Un autre facteur de progrès réside dans la multiplication des contrôles des arrêts de travail : leur nombre est passé de 400 000 à 2 millions en quelques années. Nous estimons l'économie à 1 milliard d'euros : entre 2004 et 2006, le nombre d'indemnités journalières a baissé de 11 %. Le mouvement est reparti à la hausse depuis, en raison de l'augmentation de la population et de son vieillissement. La chirurgie ambulatoire a également progressé. La convergence tarifaire engagée fait économiser 150 millions par an. Nous commençons à mettre en place des référentiels d'arrêts de travail, domaine dans lequel la France est très en retard, comme pour les référentiels de traitements. Enfin nous luttons contre la fraude : un récent rapport de l'Assemblée nationale a fait le point sur la question.

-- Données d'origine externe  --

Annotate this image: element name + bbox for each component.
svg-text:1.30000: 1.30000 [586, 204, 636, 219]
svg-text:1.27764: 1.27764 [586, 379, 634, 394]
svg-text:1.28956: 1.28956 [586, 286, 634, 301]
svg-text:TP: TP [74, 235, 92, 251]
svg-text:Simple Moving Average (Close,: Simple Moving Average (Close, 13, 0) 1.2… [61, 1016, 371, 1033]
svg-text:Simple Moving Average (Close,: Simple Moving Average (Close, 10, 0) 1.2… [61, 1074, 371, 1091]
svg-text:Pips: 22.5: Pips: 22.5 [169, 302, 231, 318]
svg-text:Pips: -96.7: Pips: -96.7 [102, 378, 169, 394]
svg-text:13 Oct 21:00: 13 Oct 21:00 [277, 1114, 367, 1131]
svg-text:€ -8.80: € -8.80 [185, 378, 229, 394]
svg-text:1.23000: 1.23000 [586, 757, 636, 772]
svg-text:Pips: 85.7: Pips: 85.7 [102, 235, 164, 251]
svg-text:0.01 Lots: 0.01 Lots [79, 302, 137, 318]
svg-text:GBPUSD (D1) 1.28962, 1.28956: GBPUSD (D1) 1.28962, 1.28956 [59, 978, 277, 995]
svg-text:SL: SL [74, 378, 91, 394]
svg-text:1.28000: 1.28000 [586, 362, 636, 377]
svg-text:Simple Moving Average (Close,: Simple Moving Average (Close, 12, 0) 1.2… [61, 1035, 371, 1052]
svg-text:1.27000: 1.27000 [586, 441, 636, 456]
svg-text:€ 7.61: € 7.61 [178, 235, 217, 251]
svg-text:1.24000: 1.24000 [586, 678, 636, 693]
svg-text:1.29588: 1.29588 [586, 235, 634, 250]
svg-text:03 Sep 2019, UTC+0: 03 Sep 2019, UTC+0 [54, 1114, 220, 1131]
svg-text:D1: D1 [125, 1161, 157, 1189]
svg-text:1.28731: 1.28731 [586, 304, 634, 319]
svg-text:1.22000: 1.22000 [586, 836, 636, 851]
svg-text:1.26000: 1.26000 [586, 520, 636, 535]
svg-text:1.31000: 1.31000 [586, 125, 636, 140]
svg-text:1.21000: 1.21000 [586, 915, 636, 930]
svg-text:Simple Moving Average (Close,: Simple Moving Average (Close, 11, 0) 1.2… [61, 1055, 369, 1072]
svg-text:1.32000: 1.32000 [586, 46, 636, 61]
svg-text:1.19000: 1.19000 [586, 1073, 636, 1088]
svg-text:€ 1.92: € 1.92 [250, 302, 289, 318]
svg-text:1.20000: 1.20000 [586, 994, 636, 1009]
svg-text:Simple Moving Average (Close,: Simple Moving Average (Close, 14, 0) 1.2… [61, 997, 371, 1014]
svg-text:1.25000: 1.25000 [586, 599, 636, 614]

La situation comptable est donc moins mauvaise qu'en 2003 : en euros constants, le déficit s'élevait en 2003 à 13,5 milliards d'euros, contre 11,6 milliards en 2010 et, nous l'espérons, environ 10 milliards cette année. Les comptes reflètent la crise, mais les dépenses sont correctement provisionnées, comme l'a reconnu la Cour des comptes.

Il reste cependant des marges de progression. Les pharmacies d'officine, par exemple, reçoivent 550 millions d'ordonnances et prescriptions, ce qui représente des tonnes de papier, transportées dans des semi-remorques : cela n'autorise pas un contrôle efficace. Nous comptons donc dématérialiser les ordonnances dans les officines : dans chaque département, trois ou quatre pharmacies se livrent déjà à une expérience que nous espérons généraliser d'ici à six mois ou un an, en concertation avec les syndicats de pharmaciens. Cela implique la conclusion d'une convention de preuve prévoyant la conservation des documents pendant soixante jours et l'opposabilité des images récupérées. A terme, il faudra dématérialiser les prescriptions dès l'origine, mais cela implique que les cabinets médicaux soient tous informatisés, ce qui n'est pas encore le cas.